Le pape a canonisé ce jour le cardinal John Henry Newman (1801-1890), qui fut et reste une de mes grandes sources d’inspiration théologique. En 1877, il publia son dernier ouvrage important, la troisième préface à la « Via Media », à propos de laquelle j’ai écrit mon mémoire pour l’obtention de ma licence en théologie de l’Eglise.
La « Via Media of the Anglican Church » est un livre qu’il publia comme anglican en 1836. Il y présente l’Eglise d’Angleterre comme la voie du milieu entre les excès romains (qui rajoutent à la tradition) et réformés (qui suppriment à la tradition). Devenu catholique, Newman voulut, par une troisième fort longue préface à l’ouvrage, expliquer ce qu’il en pensait désormais. Il ne renie pas tout le contenu du livre anglican, mais élabore une théologie des abus et conflits du Catholicisme. Newman explique que l’Eglise est à la fois une doctrine (la théologie), une dévotion (la prière, les sacrements, la spiritualité) et une organisation (la structure hiérarchique de l’Eglise). Chaque baptisé participe aux trois dimensions, mais chacun est un peu plus porté à l’une d’entre elle. Or, il est dans la nature humaine de ne voir la réalité que de son point de vue. Quand cela arrive dans l’Eglise, les théologiens tendent au rationalisme, les spirituels à la superstition et les responsables à une forme de dictature.

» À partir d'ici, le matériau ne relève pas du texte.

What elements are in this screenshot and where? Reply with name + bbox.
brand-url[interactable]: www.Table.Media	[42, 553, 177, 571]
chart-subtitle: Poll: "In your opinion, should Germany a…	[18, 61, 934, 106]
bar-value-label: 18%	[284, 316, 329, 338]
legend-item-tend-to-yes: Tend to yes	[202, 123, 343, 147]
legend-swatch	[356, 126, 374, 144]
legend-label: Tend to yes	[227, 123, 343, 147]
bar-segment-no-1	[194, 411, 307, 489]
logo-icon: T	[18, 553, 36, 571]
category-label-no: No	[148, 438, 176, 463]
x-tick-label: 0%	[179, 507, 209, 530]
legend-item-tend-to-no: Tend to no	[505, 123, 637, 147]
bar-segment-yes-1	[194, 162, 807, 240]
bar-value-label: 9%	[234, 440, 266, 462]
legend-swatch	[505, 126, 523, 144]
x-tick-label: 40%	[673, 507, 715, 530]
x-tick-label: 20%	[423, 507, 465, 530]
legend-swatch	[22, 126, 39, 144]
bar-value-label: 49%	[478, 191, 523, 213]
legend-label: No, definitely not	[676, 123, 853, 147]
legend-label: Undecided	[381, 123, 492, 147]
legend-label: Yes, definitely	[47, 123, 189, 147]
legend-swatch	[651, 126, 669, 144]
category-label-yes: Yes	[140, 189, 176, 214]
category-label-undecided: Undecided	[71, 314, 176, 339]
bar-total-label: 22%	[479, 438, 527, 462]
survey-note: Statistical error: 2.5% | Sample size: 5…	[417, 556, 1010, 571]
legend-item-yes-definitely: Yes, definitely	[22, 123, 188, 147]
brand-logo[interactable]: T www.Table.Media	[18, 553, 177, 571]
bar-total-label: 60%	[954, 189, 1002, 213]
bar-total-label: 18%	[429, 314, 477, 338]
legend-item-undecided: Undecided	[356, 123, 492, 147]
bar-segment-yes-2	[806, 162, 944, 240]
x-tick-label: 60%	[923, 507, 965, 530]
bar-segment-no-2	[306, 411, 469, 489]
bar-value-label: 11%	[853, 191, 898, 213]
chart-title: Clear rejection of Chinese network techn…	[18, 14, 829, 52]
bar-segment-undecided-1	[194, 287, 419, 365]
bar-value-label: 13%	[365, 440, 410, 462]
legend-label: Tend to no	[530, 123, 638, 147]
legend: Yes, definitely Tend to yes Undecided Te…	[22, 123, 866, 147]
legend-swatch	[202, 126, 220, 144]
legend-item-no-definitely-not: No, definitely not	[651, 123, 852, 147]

D’où l’importance que les théologiens rappellent aux spirituels et aux responsables, l’objectivité du message évangélique; que les spirituels rappellent aux théologiens et responsables la nécessité de la prière et que les responsables rappellent aux théologiens et au spirituels que la « catholicité » (= universalité) de l’Eglise est maintenue quand chacun reconnait aux autres (théologies et spiritualités reconnues) sa validité. Cette tension dynamique entre les trois pôles de vie dans l’Eglise ne se vit pas sans conflits et excès – écrit Newman. Seule une écoute patiente de l’Esprit et des autres, permet d’avancer en équilibre.
En clair: la vie en Eglise n’est pas un long fleuve tranquille et la vie de l’Esprit ne se développe pas à l’abri des tensions et conflits. Comme l’Esprit l’anime et veille à l’équilibre, ces constantes crises n’ont pas empêché l’Eglise de traverser les siècles, pour nous apporter aujourd’hui encore, la vie en Christ dans sa plénitude.